Violences contre les migrants en transit vers l’Europe : Appel à un rassemblement devant l’ambassade du Maroc à Paris

mardi 18 mai 2004

2 morts, 8 blessés, 116 arrêtés, ça se passe aujourd’hui au Maroc. Dans la nuit du 25 au 26 avril 2004, la politique répressive contre les migrants subsahariens sur le sol Marocain a atteint le seuil de l’intolérable. Dans les camps de Gourougou et de Bel Younech, les migrants africains de passage au Maroc en direction de l’Europe ont été victimes de nombreuses opérations de police ( pillage, violence), afin, d’empêcher les transits.

Cette tragédie humaine pose notamment la question de la responsabilité de l’Union européenne qui, par le biais de sa coopération Nord-Sud, tente d’imposer à ses partenaires du Sud un rôle de gardien de son territoire contre les migrants, érigeant ainsi à sa périphérie extérieure un mur protecteur. Elle pose également la responsabilité de l’Etat marocain qui s’est prêté à être le gardien de ce nouveau rideau de fer et le sous-traitant de la répression des migrants subsahariens. Le Maroc a bénéficié d’une aide européenne de 40 millions d’euros sur trois ans pour cette mission, dans le cadre de Programme National Indicatif MEDA 2000 - 2004

Les associations soussignées suivent avec une grande inquiétude les conséquences de cette politique européenne de délocalisation de sa propre violence, et notamment la situation des Africains subsahariens en transit par l’Algérie et le Maroc qui, fuyant la pauvreté et les guerres, exercent leur droits à la libre circulation et à la vie.
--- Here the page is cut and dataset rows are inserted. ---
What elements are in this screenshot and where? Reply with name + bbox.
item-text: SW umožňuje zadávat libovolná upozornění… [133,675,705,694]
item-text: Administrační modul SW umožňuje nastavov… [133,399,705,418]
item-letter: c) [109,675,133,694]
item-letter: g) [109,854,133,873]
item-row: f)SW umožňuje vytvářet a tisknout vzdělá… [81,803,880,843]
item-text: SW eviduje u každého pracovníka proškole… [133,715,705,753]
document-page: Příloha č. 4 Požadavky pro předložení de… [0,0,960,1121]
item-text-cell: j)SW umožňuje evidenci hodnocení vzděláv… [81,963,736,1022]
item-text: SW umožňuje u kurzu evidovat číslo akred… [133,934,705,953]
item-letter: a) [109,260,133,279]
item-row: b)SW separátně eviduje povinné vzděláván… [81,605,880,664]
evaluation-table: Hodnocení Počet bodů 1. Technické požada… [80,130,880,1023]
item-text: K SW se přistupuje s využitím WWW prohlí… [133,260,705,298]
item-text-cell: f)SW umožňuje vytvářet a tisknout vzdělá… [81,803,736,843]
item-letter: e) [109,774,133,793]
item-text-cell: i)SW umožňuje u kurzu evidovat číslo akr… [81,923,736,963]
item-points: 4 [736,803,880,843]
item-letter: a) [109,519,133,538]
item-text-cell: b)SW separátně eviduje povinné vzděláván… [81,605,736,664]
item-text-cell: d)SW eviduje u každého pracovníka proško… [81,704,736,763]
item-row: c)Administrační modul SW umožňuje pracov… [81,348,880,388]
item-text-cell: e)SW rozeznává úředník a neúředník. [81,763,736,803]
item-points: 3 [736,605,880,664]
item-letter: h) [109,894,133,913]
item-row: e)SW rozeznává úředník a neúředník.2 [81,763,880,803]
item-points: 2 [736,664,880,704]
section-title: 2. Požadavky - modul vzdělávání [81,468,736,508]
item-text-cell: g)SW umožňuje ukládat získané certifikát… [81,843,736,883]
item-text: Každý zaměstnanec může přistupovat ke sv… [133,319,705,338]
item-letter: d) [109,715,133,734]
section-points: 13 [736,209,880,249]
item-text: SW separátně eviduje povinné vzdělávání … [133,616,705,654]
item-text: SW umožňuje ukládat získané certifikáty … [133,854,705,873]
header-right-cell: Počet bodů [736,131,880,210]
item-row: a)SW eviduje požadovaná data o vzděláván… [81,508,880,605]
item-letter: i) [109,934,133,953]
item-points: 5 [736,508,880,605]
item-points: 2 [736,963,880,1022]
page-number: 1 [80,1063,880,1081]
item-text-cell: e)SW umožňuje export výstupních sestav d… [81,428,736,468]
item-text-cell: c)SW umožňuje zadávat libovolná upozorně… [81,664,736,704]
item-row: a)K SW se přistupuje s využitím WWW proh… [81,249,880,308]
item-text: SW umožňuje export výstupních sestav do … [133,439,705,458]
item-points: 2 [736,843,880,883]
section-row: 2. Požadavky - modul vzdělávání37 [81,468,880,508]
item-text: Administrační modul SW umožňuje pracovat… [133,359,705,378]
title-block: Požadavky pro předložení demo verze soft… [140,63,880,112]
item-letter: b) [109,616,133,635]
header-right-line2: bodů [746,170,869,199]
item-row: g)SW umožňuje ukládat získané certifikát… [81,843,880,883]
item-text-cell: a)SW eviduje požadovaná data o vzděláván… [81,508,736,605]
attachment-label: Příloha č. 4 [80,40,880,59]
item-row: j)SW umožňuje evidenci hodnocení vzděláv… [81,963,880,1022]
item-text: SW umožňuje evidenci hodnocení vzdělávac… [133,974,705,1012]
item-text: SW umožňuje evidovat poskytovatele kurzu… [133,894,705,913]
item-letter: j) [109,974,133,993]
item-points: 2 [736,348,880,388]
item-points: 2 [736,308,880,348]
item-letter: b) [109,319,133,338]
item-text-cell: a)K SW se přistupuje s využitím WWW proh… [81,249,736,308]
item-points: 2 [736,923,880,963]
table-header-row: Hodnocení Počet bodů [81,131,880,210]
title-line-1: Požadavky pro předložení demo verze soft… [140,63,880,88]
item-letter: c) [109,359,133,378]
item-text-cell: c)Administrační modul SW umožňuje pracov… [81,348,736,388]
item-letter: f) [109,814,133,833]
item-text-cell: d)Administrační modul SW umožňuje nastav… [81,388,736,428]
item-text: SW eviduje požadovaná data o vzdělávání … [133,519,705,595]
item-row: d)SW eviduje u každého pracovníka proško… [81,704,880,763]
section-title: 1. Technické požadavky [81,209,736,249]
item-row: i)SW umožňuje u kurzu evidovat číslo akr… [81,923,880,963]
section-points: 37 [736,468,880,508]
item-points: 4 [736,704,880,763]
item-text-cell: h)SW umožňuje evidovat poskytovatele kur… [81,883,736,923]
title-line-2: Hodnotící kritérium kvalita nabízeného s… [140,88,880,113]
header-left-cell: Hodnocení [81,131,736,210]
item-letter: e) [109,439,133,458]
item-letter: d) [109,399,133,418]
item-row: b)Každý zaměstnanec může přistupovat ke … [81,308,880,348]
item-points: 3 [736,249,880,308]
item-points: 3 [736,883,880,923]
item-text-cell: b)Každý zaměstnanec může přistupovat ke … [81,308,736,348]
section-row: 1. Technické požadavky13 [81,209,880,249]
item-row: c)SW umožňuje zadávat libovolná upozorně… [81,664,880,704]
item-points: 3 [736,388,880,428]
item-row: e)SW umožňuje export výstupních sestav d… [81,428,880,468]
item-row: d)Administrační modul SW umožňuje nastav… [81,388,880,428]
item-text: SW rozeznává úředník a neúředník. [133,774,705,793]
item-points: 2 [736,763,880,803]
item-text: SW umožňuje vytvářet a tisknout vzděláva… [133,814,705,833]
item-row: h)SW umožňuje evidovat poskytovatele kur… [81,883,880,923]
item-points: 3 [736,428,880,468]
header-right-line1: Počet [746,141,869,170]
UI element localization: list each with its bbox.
Elles entendent rappeler au Maroc qu’il est signataire de la Convention des Nations unies pour la protection des migrants et les membres de leurs familles, et la convention de l’ex OUA de 1969 sur la protection des migrants ce qui implique de sa part qu’il en respecte les termes. Elles réitèrent les demandes à la France et aux pays de l’Union européenne d’adhérer à cette convention ignorée par eux.

Les organisations signataires condamnent fermement :

-  Les autorités marocaines qui pratiquent la maltraitance, la violence l’emprisonnement, les expulsions comme un mécanisme de dissuasion.
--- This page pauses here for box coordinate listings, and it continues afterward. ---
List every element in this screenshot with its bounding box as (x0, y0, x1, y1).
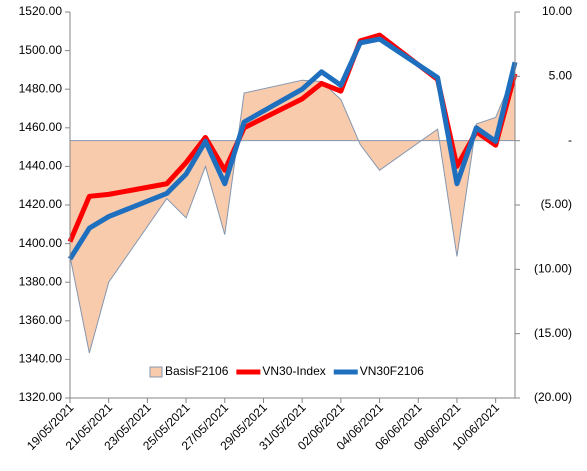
y2-tick-label: (20.00) (534, 390, 572, 404)
y-tick-label: 1480.00 (19, 81, 63, 95)
y-tick-label: 1340.00 (19, 352, 63, 366)
y-tick-label: 1360.00 (19, 313, 63, 327)
y2-tick-label: 5.00 (549, 69, 573, 83)
y2-tick-label: (5.00) (541, 197, 572, 211)
y-tick-label: 1500.00 (19, 43, 63, 57)
line (67, 36, 518, 261)
y2-tick-label: (15.00) (534, 326, 572, 340)
y-tick-label: 1460.00 (19, 120, 63, 134)
y-tick-label: 1380.00 (19, 274, 63, 288)
y-tick-label: 1320.00 (19, 390, 63, 404)
legend-label: VN30F2106 (360, 364, 424, 378)
legend-swatch (149, 366, 163, 378)
y2-tick-label: 10.00 (542, 4, 572, 18)
legend-label: BasisF2106 (165, 364, 229, 378)
y-tick-label: 1520.00 (19, 4, 63, 18)
y2-tick-label: - (568, 133, 572, 147)
y-tick-label: 1400.00 (19, 236, 63, 250)
y2-tick-label: (10.00) (534, 262, 572, 276)
y-tick-label: 1440.00 (19, 159, 63, 173)
legend-label: VN30-Index (262, 364, 325, 378)
area (69, 70, 516, 354)
line (67, 32, 518, 243)
y-tick-label: 1420.00 (19, 197, 63, 211)
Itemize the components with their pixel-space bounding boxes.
-  Les autorités européennes qui, pour étancher leurs frontières, conditionnent leur aide aux Etats du Sud à des contraintes de répression de l’immigration.

Les organisations signataires appellent les Etats du Sud et du Nord à respecter la dignité et la sécurité des migrants. Elles demandent à l’Union européenne de revoir sa politique qui conditionne de plus en plus souvent son aide aux pays du Sud à l’acceptation d’une fonction de gendarmes contre les migrants, en particulier par le biais d’accords de réadmission.

Tandis qu’elles adresseront une interpellation à la Commission européenne, elles appellent à un

rassemblement le mardi 18 mai à 18h devant l’ambassade du Maroc à Paris

5, rue Le Tass, 75016 Paris.

Premiers signataires  : CIMADE, GISTI, ATMF, ASDHOM, MRAP, IDD, LDH, Migration Santé, Coordination National des Sans Papiers, CEDETIM, UJM.